Jedes dieser Systeme ist durch standardisierte offene Schnittstellen miteinander verbunden, die es den Mobilfunkbetreibern ermöglichen, eine optimierte Open-RAN-Umgebung zusammenzustellen.
Bild 1: Open RAN bindet anders als klassische RANs Unternehmen nicht an einen Hersteller.
Der Schlüssel der ORAN-Architektur basiert auf der Erweiterung des SDN-Konzepts und somit auf dem Entkoppeln der Steuerebene (Control Plane; CP) von der Benutzerebene (User Plane; UP) im RAN bei gleichzeitiger Einbringung eingebetteter Intelligenz. Dies erweitert die CP/UP-Teilung der CU, die innerhalb von 3GPP durch die E1-Schnittstelle bereitgestellt wird, und verbessert die traditionellen RRM-Funktionen, die durch eingebettete Intelligenz über den RIC eingeführt werden.

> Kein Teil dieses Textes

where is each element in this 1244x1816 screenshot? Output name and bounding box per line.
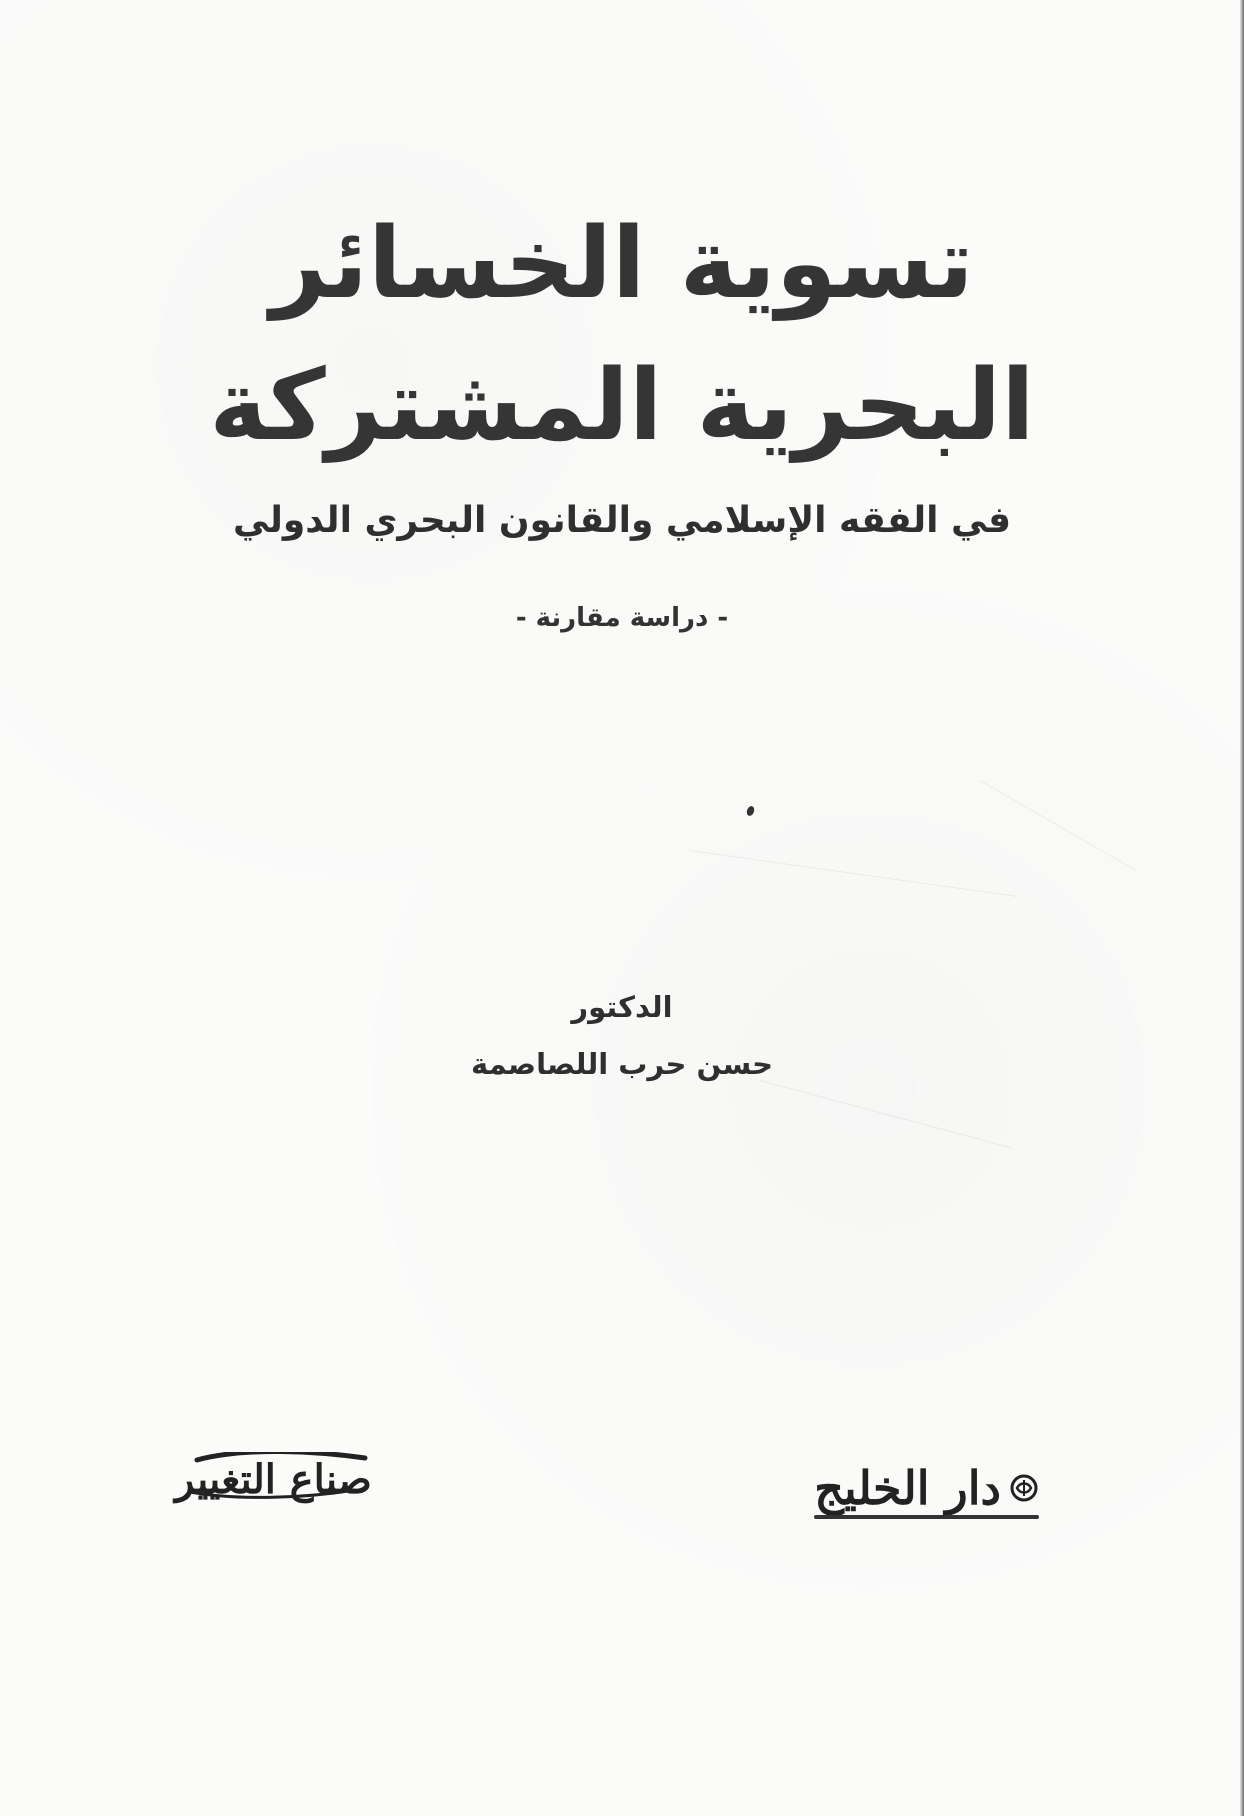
paper-scuff — [760, 1080, 1011, 1148]
author-title: الدكتور — [571, 990, 673, 1024]
publisher-right-underline — [814, 1515, 1039, 1519]
publisher-left-name: صناع التغيير — [175, 1456, 372, 1503]
publisher-logo-left — [175, 1456, 372, 1503]
book-title-line-1: تسوية الخسائر — [270, 207, 974, 321]
book-subtitle: في الفقه الإسلامي والقانون البحري الدولي — [232, 500, 1012, 541]
paper-scuff — [690, 850, 1017, 897]
dar-alkhaleej-icon — [1009, 1473, 1039, 1503]
paper-scuff — [980, 780, 1136, 871]
author-name: حسن حرب اللصاصمة — [471, 1047, 773, 1081]
book-title-line-2: البحرية المشتركة — [209, 349, 1035, 463]
study-type: - دراسة مقارنة - — [515, 603, 729, 633]
publisher-right-name: دار الخليج — [814, 1461, 1001, 1515]
scan-speck — [746, 805, 756, 817]
publisher-logo-right — [814, 1461, 1039, 1515]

Die Intelligenten RAN-Controller (RIC) treten wie eben schon angerissen in zwei Formen auf. Die beiden Controller tragen ihre Namen entsprechend ihrer Antwortzeiten. Das Nicht-Echtzeit-RIC benötigt eine Sekunde oder mehr, um seine Funktionen auszuführen, und das echtzeitnahe RIC führt Funktionen zwischen 10 Millisekunden und einer Sekunde aus.
Das Nicht-Echtzeit-RIC ist eine logische Funktion. Dabei handelt es sich um Software und nicht um Hardware. Es befindet sich im System zum Verwalten und Orchestrieren von Diensten (Service Management and Orchestration; SMO). In diesem RIC sind die Richtlinien untergebracht, auf die das echtzeitnahe RIC zur Durchsetzung verweist. Das Nicht-Echtzeit-RIC verwaltet Modelle für maschinelles Lernen (ML), die das echtzeitnahe RIC dann verwendet, um Entscheidungen auf der Grundlage des aktuellen Netzwerkkontexts zu treffen. Es ist nur mit dem echtzeitnahen RIC verbunden und stellt die für die RAN-Optimierung erforderlichen Richtlinien, Daten und ML-Modelle bereit.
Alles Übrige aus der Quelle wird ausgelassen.